Ensuite, l'ENA est une école qui brasse sans doute insuffisamment les différentes couches sociales, mais le sujet, selon moi, ce n'est pas l'ENA : c'est le fait que depuis 1945 la voie royale pour y accéder, c'est Sciences-po. C'est là que tout se joue. On pourrait, selon un système à l'anglo-saxonne, privilégier les normaliens en estimant qu'il faut être cultivé pour être haut fonctionnaire, les centraliens ou les polytechniciens. Pour ma part, j'ai fait l'ENA sans avoir fait Sciences-po et au cours de ma scolarité, j'ai compris à quel point le mode de pensée à la fois dans son excellence formelle et dans son relatif conformisme intellectuel était très lié au moule Sciences-po. Pour moi, les voies d'accès à l'ENA mériteraient d'être plus diversifiées.
Au lieu de se réduire, les différences au cours de la scolarité à l'ENA s'accentuent. L'un de nos problèmes, c'est le rôle des grands corps. Vous l'avez reconnu vous-même : les disparités sociologiques sont moindres dans la botte qu'au départ. Certes, il y a un problème évident avec Sciences-po, mais le recrutement n'est pas moins démocratique qu'à l'École normale supérieure ou Polytechnique. On y retrouve les mêmes catégories. Sauf qu'on a l'impression que la sélection finale est renforcée à l'ENA.
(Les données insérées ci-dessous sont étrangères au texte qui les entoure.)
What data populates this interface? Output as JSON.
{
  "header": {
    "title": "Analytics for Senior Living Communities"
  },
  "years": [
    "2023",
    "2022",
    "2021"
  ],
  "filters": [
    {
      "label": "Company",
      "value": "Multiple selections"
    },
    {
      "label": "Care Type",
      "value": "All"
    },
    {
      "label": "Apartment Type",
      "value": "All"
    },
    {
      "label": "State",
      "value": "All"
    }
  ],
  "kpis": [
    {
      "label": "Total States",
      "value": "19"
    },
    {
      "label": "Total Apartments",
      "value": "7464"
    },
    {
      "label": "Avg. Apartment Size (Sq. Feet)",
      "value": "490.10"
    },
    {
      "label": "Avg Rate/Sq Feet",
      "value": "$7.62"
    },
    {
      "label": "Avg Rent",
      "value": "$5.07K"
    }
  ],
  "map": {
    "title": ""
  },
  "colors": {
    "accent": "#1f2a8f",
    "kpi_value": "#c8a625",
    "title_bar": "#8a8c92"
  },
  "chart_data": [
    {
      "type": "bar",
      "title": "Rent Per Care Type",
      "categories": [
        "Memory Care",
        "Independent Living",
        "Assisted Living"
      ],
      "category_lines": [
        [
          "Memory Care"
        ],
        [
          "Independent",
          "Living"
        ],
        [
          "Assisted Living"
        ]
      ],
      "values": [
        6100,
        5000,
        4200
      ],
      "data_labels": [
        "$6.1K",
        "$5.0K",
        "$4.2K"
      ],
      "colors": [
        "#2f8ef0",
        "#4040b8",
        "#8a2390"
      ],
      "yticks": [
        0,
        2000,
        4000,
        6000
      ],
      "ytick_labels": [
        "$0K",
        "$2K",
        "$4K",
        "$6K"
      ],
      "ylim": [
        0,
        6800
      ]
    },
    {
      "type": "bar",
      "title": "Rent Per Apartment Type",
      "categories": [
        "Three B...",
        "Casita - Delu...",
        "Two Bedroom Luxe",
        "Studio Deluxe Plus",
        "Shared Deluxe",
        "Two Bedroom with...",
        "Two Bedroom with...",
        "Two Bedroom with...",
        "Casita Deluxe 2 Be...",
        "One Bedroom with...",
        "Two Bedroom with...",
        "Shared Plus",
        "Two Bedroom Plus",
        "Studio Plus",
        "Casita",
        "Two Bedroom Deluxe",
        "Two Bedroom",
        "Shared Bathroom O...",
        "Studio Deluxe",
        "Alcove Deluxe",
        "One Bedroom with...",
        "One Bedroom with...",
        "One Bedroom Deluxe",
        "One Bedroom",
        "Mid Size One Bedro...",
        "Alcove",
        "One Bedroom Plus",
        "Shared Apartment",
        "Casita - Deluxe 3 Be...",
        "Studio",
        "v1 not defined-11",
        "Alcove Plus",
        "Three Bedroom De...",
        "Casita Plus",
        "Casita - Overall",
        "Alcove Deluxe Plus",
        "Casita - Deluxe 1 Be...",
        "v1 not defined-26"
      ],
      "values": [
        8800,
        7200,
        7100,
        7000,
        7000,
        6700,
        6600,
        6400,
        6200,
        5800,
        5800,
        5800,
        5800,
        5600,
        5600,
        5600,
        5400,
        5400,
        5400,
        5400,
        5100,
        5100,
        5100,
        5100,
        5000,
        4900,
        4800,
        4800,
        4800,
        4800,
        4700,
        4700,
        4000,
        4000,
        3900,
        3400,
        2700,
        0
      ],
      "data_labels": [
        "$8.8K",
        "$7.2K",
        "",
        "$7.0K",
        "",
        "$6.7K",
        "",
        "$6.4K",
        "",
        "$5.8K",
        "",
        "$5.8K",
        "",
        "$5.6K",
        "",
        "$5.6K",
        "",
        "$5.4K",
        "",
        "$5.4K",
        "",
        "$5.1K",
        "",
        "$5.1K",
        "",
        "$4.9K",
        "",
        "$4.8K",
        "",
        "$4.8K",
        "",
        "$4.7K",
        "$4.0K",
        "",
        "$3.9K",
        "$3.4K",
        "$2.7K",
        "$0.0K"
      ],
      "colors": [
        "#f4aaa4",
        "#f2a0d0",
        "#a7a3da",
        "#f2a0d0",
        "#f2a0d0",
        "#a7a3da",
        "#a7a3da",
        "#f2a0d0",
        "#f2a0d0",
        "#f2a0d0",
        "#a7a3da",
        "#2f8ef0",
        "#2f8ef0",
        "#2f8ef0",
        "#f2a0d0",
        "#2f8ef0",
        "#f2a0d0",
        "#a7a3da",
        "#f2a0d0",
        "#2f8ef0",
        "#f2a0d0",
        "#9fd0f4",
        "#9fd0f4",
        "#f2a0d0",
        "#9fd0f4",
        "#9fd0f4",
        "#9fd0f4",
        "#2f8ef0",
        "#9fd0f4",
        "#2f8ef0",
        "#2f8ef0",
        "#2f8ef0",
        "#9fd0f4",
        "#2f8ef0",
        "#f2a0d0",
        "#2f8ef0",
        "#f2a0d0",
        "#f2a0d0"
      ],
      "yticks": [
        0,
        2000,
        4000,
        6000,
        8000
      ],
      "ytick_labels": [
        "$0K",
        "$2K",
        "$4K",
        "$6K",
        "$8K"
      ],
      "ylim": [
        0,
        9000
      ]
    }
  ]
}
C'est à l'image de l'évolution de la société française, qui devient plus inégalitaire. Le brassage social à l'ENA était sans doute beaucoup plus fort en 1960, 1970 et même 1980. Les insiders sont en position d'utiliser les institutions à leur profit. On le voit dans le système scolaire. Cela vaut également pour l'accès direct aux grands corps.
Les différences se raréfient plus on monte. Est-ce significatif ? Certaines épreuves sont plus étrangement sélectives que d'autres.
C'est ambigu. Quand la note de stage est passée de 20 % à 30 % de la note finale, on aurait pu penser que cela favorisait les gens ayant une certaine aisance sociale et maîtrisant les codes. A contrario, on a pu penser que cela valoriserait les gens disposant déjà d'une expérience professionnelle, capables, en préfecture ou en ambassade, de montrer à leur maître de stage qu'ils n'étaient pas des jeunots inexpérimentés et qu'ils savaient dénouer une situation de crise. Faire l'ENA à 30 ans avec une expérience professionnelle de quelques années m'a sans doute donné un peu plus d'épaisseur par rapport à ceux qui ne savaient faire que des dissertations et des notes. Mais il est vrai que plus vous majorez la note de stage, plus vous favorisez ceux qui maîtrisent les codes sociaux du fait de leur éducation. Mes condisciples de promotion entrés par le concours externe et sortis dans les grands corps ont tous obtenu 9 ou 10 à leur note de stage.